Selling Data Science: Common Language

What do you think of when you say the word "data"?  For data scientists this means SO MANY different things from unstructured data like natural language and web crawling to perfectly square excel spreadsheets.  What do non-data scientists think of?  Many times we might come up with a slick line for describing what we do with data, such as, "I help find meaning in data" but that doesn't help sell data science.  Language is everything, and if people don't use a word on a regular basis it will not have any meaning for them.  Many people aren't sure whether they even have data let alone if there's some deeper meaning, some insight, they would like to find.  As with any language barrier the goal is to find common ground and build from there.

You can't blame people, the word "data" is about as abstract as you can get, perhaps because it can refer to so many different things.  When discussing data casually, rather than mansplain what you believe data is or what it could be, it's much easier to find examples of data that they are familiar with and preferably are integral to their work.

The most common data that everyone runs into is natural language, unfortunately this unstructured data is also some of the most difficult to work with; In other words, they may know what it is but showing how it's data may still be difficult.  One solution: discuss a metric with a qualitative name, such metrics include: "similarity", "diversity", or "uniqueness".  We may use the Jaro algorithm to measure similarity, where we count common letters between two strings and their transpositions, and there are other algorithms.  When discuss 'similarity' with someone new, or any other word that measures relationships in natural language, we are exploring something we both accept and we are building common ground.

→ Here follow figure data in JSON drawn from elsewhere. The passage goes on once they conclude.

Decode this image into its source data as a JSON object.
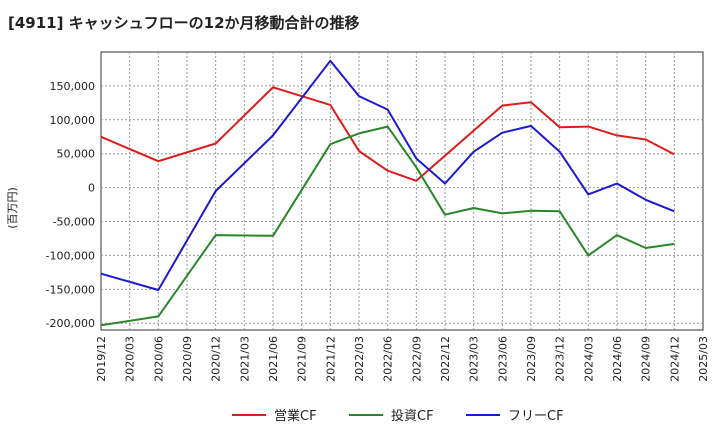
{
  "chart_data": {
    "type": "line",
    "title": "[4911]  キャッシュフローの12か月移動合計の推移",
    "ylabel": "(百万円)",
    "xlabel": "",
    "ylim": [
      -210000,
      200000
    ],
    "yticks": [
      150000,
      100000,
      50000,
      0,
      -50000,
      -100000,
      -150000,
      -200000
    ],
    "ytick_labels": [
      "150,000",
      "100,000",
      "50,000",
      "0",
      "-50,000",
      "-100,000",
      "-150,000",
      "-200,000"
    ],
    "categories": [
      "2019/12",
      "2020/03",
      "2020/06",
      "2020/09",
      "2020/12",
      "2021/03",
      "2021/06",
      "2021/09",
      "2021/12",
      "2022/03",
      "2022/06",
      "2022/09",
      "2022/12",
      "2023/03",
      "2023/06",
      "2023/09",
      "2023/12",
      "2024/03",
      "2024/06",
      "2024/09",
      "2024/12",
      "2025/03"
    ],
    "grid": true,
    "legend_position": "bottom",
    "series": [
      {
        "name": "営業CF",
        "color": "#dd1c1c",
        "values": [
          75000,
          null,
          39000,
          null,
          65000,
          null,
          148000,
          null,
          122000,
          54000,
          25000,
          10000,
          null,
          null,
          121000,
          126000,
          89000,
          90000,
          77000,
          71000,
          49000,
          null
        ]
      },
      {
        "name": "投資CF",
        "color": "#2a862a",
        "values": [
          -203000,
          null,
          -190000,
          null,
          -70000,
          null,
          -71000,
          null,
          64000,
          80000,
          90000,
          30000,
          -40000,
          -30000,
          -38000,
          -34000,
          -35000,
          -100000,
          -70000,
          -89000,
          -83000,
          null
        ]
      },
      {
        "name": "フリーCF",
        "color": "#1a1ad0",
        "values": [
          -127000,
          null,
          -151000,
          null,
          -5000,
          null,
          77000,
          null,
          187000,
          135000,
          115000,
          43000,
          6000,
          53000,
          81000,
          91000,
          53000,
          -10000,
          6000,
          -18000,
          -35000,
          null
        ]
      }
    ]
  }
}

Some data is obvious, like this neatly curated spreadsheet from the Committee to Protect Journalists.  Part of my larger presentation at Freedom Hack (thus the lack of labels), the visualization shown on the right was only possible to build in short order because the data was already well organized.  If we're lucky enough to have such an easy start to a conversation, we get to bring the conversation to the next level and maybe build something interesting that all parties can appreciate; In other words we get to "geek out" professionally.